- Specialty: Gynecology

= Vaginal microbicide =

Microbicide for vaginal use

A vaginal microbicide is a microbicide for vaginal use, generally as protection against the contraction of a sexually transmitted infection during vaginal sexual intercourse. Vaginal microbicides are topical gels or creams inserted into the vagina.

== Target market ==
Researchers have investigated who has interest in using a vaginal microbicide. Condoms are highly effective in preventing the transmission of infection, but worldwide, the decision to use condoms is more often a decision made by males than females. A vaginal microbicide which could prevent sexual transmission of infection would further empower women to influence the result of their sexual encounters. The demographic interested in using the produce included women with the following characteristics:

- use condoms to prevent infection
- have previously had a sexually transmitted infection
- have a sexual partner who had another sexual partner in the past year
- minority group
- low income
- unmarried and not cohabiting
- no steady sexual partner

The number of women interested in using such a product has been characterized as being significant enough to merit product development and marketing.

===Characteristics===
The ideal vaginal microbicide would have the following characteristics: provide protection against infection not require application at the time of intercourse not harm the natural tissue As of 2009, not harming natural tissue was the most troublesome aspect of development.

==For HIV==
Studies for using vaginal microbicides for HIV treatment rapidly increased through 2011 to 2013 due mostly to the observation that antiretroviral drugs designed for HIV treatment sometimes also achieve preexposure prophylaxis and significantly reduced HIV risks.

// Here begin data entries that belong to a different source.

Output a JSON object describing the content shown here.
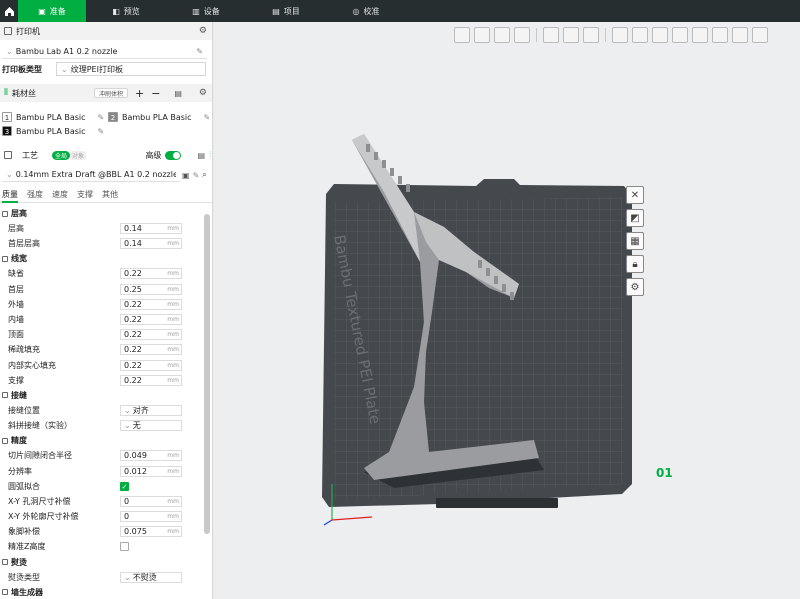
{
  "topbar": {
    "tabs": [
      {
        "label": "准备",
        "icon": "prepare-icon",
        "active": true
      },
      {
        "label": "预览",
        "icon": "preview-icon",
        "active": false
      },
      {
        "label": "设备",
        "icon": "device-icon",
        "active": false
      },
      {
        "label": "项目",
        "icon": "project-icon",
        "active": false
      },
      {
        "label": "校准",
        "icon": "calibrate-icon",
        "active": false
      }
    ]
  },
  "printer": {
    "section_title": "打印机",
    "name": "Bambu Lab A1 0.2 nozzle",
    "plate_type_label": "打印板类型",
    "plate_type_value": "纹理PEI打印板"
  },
  "filament": {
    "section_title": "耗材丝",
    "flush_button": "冲刷体积",
    "slots": [
      {
        "num": "1",
        "name": "Bambu PLA Basic",
        "color": "#ffffff"
      },
      {
        "num": "2",
        "name": "Bambu PLA Basic",
        "color": "#888888"
      },
      {
        "num": "3",
        "name": "Bambu PLA Basic",
        "color": "#111111"
      }
    ]
  },
  "process": {
    "section_title": "工艺",
    "global_label": "全局",
    "object_label": "对象",
    "advanced_label": "高级",
    "preset": "0.14mm Extra Draft @BBL A1 0.2 nozzle",
    "subtabs": [
      "质量",
      "强度",
      "速度",
      "支撑",
      "其他"
    ]
  },
  "params": [
    {
      "type": "group",
      "label": "层高"
    },
    {
      "type": "num",
      "label": "层高",
      "value": "0.14",
      "unit": "mm"
    },
    {
      "type": "num",
      "label": "首层层高",
      "value": "0.14",
      "unit": "mm"
    },
    {
      "type": "group",
      "label": "线宽"
    },
    {
      "type": "num",
      "label": "缺省",
      "value": "0.22",
      "unit": "mm"
    },
    {
      "type": "num",
      "label": "首层",
      "value": "0.25",
      "unit": "mm"
    },
    {
      "type": "num",
      "label": "外墙",
      "value": "0.22",
      "unit": "mm"
    },
    {
      "type": "num",
      "label": "内墙",
      "value": "0.22",
      "unit": "mm"
    },
    {
      "type": "num",
      "label": "顶面",
      "value": "0.22",
      "unit": "mm"
    },
    {
      "type": "num",
      "label": "稀疏填充",
      "value": "0.22",
      "unit": "mm"
    },
    {
      "type": "num",
      "label": "内部实心填充",
      "value": "0.22",
      "unit": "mm"
    },
    {
      "type": "num",
      "label": "支撑",
      "value": "0.22",
      "unit": "mm"
    },
    {
      "type": "group",
      "label": "接缝"
    },
    {
      "type": "sel",
      "label": "接缝位置",
      "value": "对齐"
    },
    {
      "type": "sel",
      "label": "斜拼接缝（实验）",
      "value": "无"
    },
    {
      "type": "group",
      "label": "精度"
    },
    {
      "type": "num",
      "label": "切片间隙闭合半径",
      "value": "0.049",
      "unit": "mm"
    },
    {
      "type": "num",
      "label": "分辨率",
      "value": "0.012",
      "unit": "mm"
    },
    {
      "type": "check",
      "label": "圆弧拟合",
      "checked": true
    },
    {
      "type": "num",
      "label": "X-Y 孔洞尺寸补偿",
      "value": "0",
      "unit": "mm"
    },
    {
      "type": "num",
      "label": "X-Y 外轮廓尺寸补偿",
      "value": "0",
      "unit": "mm"
    },
    {
      "type": "num",
      "label": "象脚补偿",
      "value": "0.075",
      "unit": "mm"
    },
    {
      "type": "check",
      "label": "精准Z高度",
      "checked": false
    },
    {
      "type": "group",
      "label": "熨烫"
    },
    {
      "type": "sel",
      "label": "熨烫类型",
      "value": "不熨烫"
    },
    {
      "type": "group",
      "label": "墙生成器"
    }
  ],
  "viewport": {
    "plate_label": "Bambu Textured PEI Plate",
    "plate_number": "01"
  }
}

Several unrelated chemical mechanisms have been proposed for vaginal microbicides treating HIV. One obstacle to effective research is that trials may involve social harms for trial participants, although one 2019 study found these social harms to be relatively small. There is also often a self-reporting bias in condom and vaginal microbicide use in trials, suggesting the need for vaginal applicator staining to confirm whether the vaginal microbicides were effectively applied.

===Surfactants===
The first vaginal microbicide studied was nonoxynol-9, which acted as a surfactant.

===Blocking HIV binding===
PRO 2000, carrageenan, and cellulose sulphate have been studied as microbicides to block HIV binding.

===Topical antiretrovirals===
Tenofovir has been studied as a topical antiretroviral. One example of a tenofovir study is CAPRISA 004 in 2010, finding its use reduced HIV infection risk by 39% overall.